A few years ago I took the plunge and made an appointment with the personal shopper at a nearby Macy's. At our first meeting she asked what my favorite brands were for work, casual, special occasion, etc. She asked about my lifestyle, which gave me a chance to really emphasize that my clothes have to be pretty hardy -- no delicate hand washables will stand a chance in my house! She took some measurements (the worst part by far) and started pulling outfits for me all over the store. I just stayed in the personal shopper's private dressing room and tried things on for an hour. It was like shopping with your mother when you were a kid, if your mother had a current fashion sense and knows every inch of a big department store. Half of what she brought me to try on was from the sale rack. She even arranged to have my pants hemmed by the in-store tailor. It was the easiest and most productive shopping trip of my life.

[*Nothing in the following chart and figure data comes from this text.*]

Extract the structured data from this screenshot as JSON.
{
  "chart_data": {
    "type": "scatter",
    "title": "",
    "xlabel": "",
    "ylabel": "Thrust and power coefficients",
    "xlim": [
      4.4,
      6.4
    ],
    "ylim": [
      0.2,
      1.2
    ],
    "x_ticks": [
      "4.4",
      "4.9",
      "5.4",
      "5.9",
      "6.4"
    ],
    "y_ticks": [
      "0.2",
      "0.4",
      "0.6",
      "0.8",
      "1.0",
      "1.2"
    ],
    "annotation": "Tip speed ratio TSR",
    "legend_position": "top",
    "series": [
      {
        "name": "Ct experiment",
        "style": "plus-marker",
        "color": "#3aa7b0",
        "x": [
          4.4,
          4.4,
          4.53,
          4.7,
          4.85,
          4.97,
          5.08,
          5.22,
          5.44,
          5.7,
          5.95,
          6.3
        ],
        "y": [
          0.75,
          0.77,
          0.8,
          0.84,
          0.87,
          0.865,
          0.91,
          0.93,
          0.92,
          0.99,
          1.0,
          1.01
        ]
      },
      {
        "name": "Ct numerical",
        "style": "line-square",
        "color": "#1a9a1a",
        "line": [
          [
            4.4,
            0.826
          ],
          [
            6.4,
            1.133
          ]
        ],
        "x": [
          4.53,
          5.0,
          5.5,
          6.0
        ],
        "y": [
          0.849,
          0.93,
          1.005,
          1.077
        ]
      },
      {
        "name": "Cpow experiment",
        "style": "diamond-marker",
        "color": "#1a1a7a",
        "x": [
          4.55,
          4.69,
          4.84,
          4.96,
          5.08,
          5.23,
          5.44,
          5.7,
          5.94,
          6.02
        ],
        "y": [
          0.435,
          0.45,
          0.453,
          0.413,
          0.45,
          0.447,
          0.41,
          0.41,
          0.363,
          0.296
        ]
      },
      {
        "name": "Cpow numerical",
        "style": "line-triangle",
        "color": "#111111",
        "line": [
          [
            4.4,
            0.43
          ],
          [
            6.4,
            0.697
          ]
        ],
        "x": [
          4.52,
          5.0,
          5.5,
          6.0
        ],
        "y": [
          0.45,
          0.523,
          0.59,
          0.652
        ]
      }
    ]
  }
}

A year later when OPA's convention was in our city, I invited that personal shopper to lead a "What Not To Wear" workshop. I recruited local alumnae with four different body types (hourglass, apple, pear, and straight) to meet with her ahead of time and have her pick a trendy outfit that didn't flatter them, as well as one that did. Then during the convention workshops, they modeled both outfits while she described what worked for that body type and what didn't. The message was: don't buy things just because they are the current trend, especially if they don't flatter you. The best part was that the "don't wear this" outfit for the pear body shape was the exact same outfit the straight body shape was advised to wear. The fluffy skirt added visual inches to the hips, which just emphasized the pear shape but which added pleasing curves to the straight body shape. It was a HUGE hit with the delegates! And she was a sweetheart to help us with it: picking out the outfits and accessories, transporting them over to the convention hotel, then providing the commentary while the volunteer models strutted around.